1.6 POLÍTICA CREDITICIA

Cada institución bancaria posee una política de crédito para su operación bancaria. Esta se puede definir como el conjunto de criterios, normas y procesos compartidos por todos y cada uno de los agentes que participan en las diferentes fases de la administración del crédito. El objetivo de tener este elemento es el tener resultados esperados manejando el riesgo de manera estratégica, ya que si se desarrolla el proceso de crédito conforme a lo estipulado por la política, el resultado final de una operación será el estimado. La política crediticia también sirve para que la organización trabaje con coherencia desde las áreas gerenciales hasta las áreas operativas y de venta. Dicho criterio nace de la institución, de su misión, visión y demás aspectos de ser de la cultura organizacional. Son los directivos del banco quienes fijan las directrices del funcionamiento. Entonces, la asignación de crédito es manejada según lo establecido por las políticas de crédito; cumpliendo la razón de ser de la institución. Por lo general se designa un comité de crédito para elaborar la política crediticia y para velar por su funcionamiento; dicho comité se conforma por los gerentes de las áreas comerciales y de crédito y también por el director general de la institución. Aunque en muchos casos la política crediticia es formada por los directivos del banco, ya que estos son los principales responsables de la gestión bancaria y el comité en cambio es el que vela por la ejecución de estas políticas. Todo depende del tipo de institución.
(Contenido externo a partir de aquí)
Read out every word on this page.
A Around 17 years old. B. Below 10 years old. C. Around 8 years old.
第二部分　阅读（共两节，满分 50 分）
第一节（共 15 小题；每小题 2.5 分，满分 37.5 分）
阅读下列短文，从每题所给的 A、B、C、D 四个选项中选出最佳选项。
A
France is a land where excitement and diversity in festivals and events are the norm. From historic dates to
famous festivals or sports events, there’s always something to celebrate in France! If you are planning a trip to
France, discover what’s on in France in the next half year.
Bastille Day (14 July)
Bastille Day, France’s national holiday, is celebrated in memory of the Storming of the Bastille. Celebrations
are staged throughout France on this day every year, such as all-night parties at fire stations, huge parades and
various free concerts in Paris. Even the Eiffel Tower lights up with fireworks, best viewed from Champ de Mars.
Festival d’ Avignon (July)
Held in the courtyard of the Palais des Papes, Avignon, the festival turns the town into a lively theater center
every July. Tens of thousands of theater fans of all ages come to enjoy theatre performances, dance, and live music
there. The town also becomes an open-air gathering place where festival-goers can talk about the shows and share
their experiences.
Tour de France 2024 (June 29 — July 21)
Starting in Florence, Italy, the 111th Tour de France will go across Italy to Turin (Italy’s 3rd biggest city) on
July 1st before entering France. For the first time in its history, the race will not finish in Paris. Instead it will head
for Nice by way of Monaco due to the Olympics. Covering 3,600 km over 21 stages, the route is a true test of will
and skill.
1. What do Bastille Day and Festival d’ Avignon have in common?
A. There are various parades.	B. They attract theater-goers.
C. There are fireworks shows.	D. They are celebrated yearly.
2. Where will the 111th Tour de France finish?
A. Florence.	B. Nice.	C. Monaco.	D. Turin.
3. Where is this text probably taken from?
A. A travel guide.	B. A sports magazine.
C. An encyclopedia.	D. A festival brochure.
Para delimitar la política crediticia se debe tomar en cuenta los elementos tanto externos como internos que afectan la ejecución del proceso crediticio.

1.6.1 Elementos externos

Los factores externos en el mundo empresarial son varios; en la gestión crediticia bancaria, siguen siendo muchos los elementos que interactúan; se puede agrupar los principales en los elementos descritos a continuación:



    1. Marco legal y organismos reguladores

Debido a la importancia que tiene el sistema financiero en el resto de la economía y en concreto la asignación de créditos con las políticas monetarias de un país, hay varios elementos que entran en esta sección, todos elaborados por los poderes centrales del país. Empezando por los entes de supervisión, por las regulaciones de éstos; por los entes de elaboración de políticas monetarias, por sus regulaciones al mercado; por políticas como el encaje legal bancario, o regulaciones a los burós de crédito, o cualquier medida que implique alterar la gestión del riesgo de crédito de las instituciones bancarias. Incluso hay superintendencias de algunos países que revisan periódicamente las colocaciones de cada institución con el fin de definir el nivel de riesgos que cada una maneja y así dictaminar el nivel de provisiones que debería tener la institución. En Ecuador por ejemplo, la ley estipula que ninguna institución del sistema financiero podrá realizar operaciones activas y contingentes con una persona natural o jurídica por una suma que exceda, el conjunto de la operación excedan el doscientos por ciento del patrimonio del sujeto de crédito, salvo que existiesen garantías adecuadas que cubran, en lo que excediese por lo menos el ciento veinte por ciento.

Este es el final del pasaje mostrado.